In the instant case, defendant was not given the requisite notice. The trial court, thus, erred reversibly. However, defendant pled guilty to the first charge, failure to attend a drug abuse clinic. As to this charge, he thus waived all non-jurisdictional defects. People v Potts, 45 Mich. App. 584; 207 N.W.2d 170 (1973). Defendant's conviction on the second charge is properly before us. Because defendant was not given a reasonable opportunity to prepare for the revocation hearing, his conviction on the second charge, shoplifting, must be reversed.
Although defendant has already pled guilty to having violated a condition of his probation, we find that a remand for reconsideration of the second charge is necessary because an acquittal might alter his sentence. The order revoking defendant's probation is set aside, the sentence vacated, and the defendant is remanded to the custody of Recorder's Court without prejudice on the part of the court to conduct a hearing after defendant is given sufficient notice and opportunity to prepare for the hearing. Defendant shall be given credit for time incarcerated while awaiting bond.
McGREGOR, J., concurred.
I would concur with the finding of the majority as to the second count that the trial court committed reversible error in not giving the defendant the requisite notice.

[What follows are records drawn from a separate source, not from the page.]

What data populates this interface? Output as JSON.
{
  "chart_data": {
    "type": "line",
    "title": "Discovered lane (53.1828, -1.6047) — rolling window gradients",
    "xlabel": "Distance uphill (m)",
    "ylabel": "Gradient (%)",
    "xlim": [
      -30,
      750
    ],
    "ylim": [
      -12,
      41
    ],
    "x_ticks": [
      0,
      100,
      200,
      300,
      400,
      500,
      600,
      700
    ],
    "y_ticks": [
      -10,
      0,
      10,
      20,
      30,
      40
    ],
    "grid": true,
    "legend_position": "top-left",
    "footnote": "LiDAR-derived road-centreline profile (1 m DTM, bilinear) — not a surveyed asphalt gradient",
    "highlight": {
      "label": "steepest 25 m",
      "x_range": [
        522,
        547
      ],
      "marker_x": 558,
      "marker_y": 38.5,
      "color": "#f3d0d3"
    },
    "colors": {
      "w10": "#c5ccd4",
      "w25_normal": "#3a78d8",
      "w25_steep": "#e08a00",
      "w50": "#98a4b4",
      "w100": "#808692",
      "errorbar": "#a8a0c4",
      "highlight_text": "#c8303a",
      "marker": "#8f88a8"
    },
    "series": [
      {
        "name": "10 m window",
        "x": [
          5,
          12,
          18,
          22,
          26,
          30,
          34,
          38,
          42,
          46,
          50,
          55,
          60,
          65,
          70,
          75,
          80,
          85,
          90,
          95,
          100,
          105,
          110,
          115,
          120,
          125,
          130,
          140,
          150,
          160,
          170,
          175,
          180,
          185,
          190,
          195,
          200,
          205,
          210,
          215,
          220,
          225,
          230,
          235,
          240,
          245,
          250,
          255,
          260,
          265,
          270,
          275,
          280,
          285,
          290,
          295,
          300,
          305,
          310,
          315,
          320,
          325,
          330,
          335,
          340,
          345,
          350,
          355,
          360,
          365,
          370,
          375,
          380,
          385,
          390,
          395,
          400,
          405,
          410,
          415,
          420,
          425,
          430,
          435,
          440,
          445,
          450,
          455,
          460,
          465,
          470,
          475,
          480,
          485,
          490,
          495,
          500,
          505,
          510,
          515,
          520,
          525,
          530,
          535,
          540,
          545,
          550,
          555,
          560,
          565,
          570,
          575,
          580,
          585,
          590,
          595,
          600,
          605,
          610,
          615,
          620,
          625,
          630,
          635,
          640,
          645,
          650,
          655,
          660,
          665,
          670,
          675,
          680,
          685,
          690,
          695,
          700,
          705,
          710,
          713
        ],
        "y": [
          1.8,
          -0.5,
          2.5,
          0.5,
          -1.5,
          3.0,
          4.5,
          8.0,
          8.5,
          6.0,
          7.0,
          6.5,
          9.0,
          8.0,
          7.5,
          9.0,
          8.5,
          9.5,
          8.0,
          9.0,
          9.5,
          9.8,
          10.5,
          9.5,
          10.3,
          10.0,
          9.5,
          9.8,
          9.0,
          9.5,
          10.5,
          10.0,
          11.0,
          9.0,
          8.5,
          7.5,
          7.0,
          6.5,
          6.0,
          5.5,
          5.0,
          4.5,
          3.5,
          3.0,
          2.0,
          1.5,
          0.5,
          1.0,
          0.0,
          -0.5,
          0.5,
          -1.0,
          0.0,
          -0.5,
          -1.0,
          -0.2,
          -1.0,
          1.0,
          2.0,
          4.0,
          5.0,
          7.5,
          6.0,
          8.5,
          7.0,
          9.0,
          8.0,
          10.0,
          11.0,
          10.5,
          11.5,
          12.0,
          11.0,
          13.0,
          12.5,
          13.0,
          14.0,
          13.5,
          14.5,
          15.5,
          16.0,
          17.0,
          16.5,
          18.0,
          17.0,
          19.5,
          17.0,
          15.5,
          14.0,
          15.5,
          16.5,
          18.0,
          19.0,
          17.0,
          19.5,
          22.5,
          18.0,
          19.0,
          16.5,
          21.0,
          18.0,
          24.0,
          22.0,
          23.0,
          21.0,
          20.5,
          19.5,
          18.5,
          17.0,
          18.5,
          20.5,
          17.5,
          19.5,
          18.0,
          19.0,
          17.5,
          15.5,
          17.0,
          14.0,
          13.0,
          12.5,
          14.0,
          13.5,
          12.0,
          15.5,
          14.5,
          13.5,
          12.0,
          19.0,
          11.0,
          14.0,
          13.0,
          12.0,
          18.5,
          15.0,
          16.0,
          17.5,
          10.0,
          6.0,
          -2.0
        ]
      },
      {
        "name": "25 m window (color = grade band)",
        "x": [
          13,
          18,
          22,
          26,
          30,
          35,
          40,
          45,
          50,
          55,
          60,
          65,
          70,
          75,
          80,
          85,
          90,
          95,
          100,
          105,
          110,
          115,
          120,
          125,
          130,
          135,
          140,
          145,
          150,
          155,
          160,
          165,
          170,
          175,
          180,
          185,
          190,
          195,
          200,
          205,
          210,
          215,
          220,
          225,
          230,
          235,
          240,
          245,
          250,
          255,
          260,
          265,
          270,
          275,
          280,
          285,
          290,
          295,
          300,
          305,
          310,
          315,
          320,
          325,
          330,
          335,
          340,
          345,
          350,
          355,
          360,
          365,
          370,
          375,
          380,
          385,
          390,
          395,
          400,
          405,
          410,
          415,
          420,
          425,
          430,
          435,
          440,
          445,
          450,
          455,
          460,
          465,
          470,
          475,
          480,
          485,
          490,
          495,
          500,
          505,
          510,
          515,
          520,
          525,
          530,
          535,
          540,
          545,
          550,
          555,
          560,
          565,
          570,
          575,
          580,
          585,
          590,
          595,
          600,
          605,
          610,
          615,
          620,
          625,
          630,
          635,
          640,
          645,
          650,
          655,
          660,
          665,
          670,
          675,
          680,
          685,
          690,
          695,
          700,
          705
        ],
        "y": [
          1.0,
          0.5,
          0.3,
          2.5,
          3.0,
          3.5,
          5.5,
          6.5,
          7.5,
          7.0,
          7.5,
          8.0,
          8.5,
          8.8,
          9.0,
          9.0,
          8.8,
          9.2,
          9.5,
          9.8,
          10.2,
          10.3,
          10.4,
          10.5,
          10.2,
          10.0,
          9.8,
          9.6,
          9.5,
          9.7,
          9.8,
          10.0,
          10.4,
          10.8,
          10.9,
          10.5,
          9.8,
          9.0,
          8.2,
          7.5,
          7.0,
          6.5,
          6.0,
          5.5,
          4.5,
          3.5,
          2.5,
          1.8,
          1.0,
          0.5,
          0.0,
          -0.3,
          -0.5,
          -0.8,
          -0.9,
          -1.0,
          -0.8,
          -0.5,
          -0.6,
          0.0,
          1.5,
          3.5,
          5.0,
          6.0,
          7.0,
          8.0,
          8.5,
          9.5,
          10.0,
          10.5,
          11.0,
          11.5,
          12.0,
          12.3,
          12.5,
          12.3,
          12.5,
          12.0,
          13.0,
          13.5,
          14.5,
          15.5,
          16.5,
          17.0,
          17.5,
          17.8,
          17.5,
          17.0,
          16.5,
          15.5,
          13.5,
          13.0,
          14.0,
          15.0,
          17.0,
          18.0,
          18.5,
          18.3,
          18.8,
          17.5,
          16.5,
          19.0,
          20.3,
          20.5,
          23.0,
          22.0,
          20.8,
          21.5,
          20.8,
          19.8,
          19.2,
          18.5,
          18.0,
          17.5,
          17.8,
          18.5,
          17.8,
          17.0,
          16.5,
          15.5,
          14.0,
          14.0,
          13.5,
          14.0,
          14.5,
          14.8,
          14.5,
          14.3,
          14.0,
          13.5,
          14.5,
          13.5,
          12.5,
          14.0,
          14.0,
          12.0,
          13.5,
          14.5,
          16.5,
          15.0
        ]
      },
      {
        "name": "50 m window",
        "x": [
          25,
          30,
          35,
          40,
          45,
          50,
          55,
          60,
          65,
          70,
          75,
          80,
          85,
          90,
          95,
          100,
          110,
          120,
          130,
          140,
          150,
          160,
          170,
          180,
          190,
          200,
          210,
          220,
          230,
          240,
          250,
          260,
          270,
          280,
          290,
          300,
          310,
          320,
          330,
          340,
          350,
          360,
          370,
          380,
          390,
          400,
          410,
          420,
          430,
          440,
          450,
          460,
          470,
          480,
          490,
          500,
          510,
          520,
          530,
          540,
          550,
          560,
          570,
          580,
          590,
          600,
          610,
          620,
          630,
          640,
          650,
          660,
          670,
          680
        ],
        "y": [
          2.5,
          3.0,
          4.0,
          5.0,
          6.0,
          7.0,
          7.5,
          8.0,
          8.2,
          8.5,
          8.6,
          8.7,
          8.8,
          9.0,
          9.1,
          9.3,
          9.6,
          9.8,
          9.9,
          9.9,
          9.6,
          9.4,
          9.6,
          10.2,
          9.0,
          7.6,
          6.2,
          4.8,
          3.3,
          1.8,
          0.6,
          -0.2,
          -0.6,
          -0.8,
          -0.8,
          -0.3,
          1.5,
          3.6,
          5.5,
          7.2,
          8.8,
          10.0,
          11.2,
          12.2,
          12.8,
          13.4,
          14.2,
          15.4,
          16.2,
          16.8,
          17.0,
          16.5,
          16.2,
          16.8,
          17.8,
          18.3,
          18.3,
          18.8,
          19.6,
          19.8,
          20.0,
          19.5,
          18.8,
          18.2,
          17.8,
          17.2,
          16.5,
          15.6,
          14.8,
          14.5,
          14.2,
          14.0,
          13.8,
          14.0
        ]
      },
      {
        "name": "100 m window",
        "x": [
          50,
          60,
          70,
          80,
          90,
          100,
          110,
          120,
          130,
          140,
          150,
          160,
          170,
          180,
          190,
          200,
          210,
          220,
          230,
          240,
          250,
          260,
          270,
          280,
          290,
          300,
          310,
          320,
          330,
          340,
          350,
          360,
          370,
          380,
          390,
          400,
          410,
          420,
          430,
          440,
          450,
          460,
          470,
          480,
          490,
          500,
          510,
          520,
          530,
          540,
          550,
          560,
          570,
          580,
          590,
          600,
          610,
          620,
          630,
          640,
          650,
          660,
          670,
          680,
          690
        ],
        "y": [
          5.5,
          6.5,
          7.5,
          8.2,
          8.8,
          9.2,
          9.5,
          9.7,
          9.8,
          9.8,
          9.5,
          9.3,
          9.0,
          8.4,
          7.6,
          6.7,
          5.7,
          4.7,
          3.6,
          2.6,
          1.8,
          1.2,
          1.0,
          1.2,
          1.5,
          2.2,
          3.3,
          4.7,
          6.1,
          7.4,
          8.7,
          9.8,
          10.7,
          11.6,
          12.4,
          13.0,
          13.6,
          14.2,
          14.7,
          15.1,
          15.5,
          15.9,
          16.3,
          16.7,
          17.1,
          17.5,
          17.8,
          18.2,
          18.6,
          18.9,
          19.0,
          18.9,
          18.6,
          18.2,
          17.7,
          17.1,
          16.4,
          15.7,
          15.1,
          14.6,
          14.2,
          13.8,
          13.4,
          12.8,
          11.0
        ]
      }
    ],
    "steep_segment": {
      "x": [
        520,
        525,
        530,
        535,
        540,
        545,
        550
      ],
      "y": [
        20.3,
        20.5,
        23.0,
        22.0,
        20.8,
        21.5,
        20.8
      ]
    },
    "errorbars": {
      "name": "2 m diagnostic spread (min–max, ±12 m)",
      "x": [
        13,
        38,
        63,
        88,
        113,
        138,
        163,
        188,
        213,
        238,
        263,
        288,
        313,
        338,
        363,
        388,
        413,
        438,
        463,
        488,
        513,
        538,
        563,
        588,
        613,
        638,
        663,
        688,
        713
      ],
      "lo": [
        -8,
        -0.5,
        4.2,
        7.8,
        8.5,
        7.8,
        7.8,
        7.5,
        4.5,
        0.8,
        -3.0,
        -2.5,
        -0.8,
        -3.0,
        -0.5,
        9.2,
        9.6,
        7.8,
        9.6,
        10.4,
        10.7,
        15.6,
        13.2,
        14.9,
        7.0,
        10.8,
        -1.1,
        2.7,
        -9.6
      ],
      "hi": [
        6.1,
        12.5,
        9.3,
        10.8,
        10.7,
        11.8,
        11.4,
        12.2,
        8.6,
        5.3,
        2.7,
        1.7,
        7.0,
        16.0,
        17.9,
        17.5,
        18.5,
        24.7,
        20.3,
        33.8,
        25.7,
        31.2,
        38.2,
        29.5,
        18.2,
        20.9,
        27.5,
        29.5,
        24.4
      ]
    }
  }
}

However, I would also vote to reverse and remand for a hearing on the first count. Under the circumstances of this case, it is difficult to see how the defendant intelligently waived the notice necessary to reasonably prepare for the hearing. He was picked up by the police on the coat charge and incarcerated for three weeks. Then, on March 10, 1975, he obtained counsel, received notice of his violations, and was brought before the trial court. Due process requires adequate notice before any hearing is held which has the consequences of the one in the present case.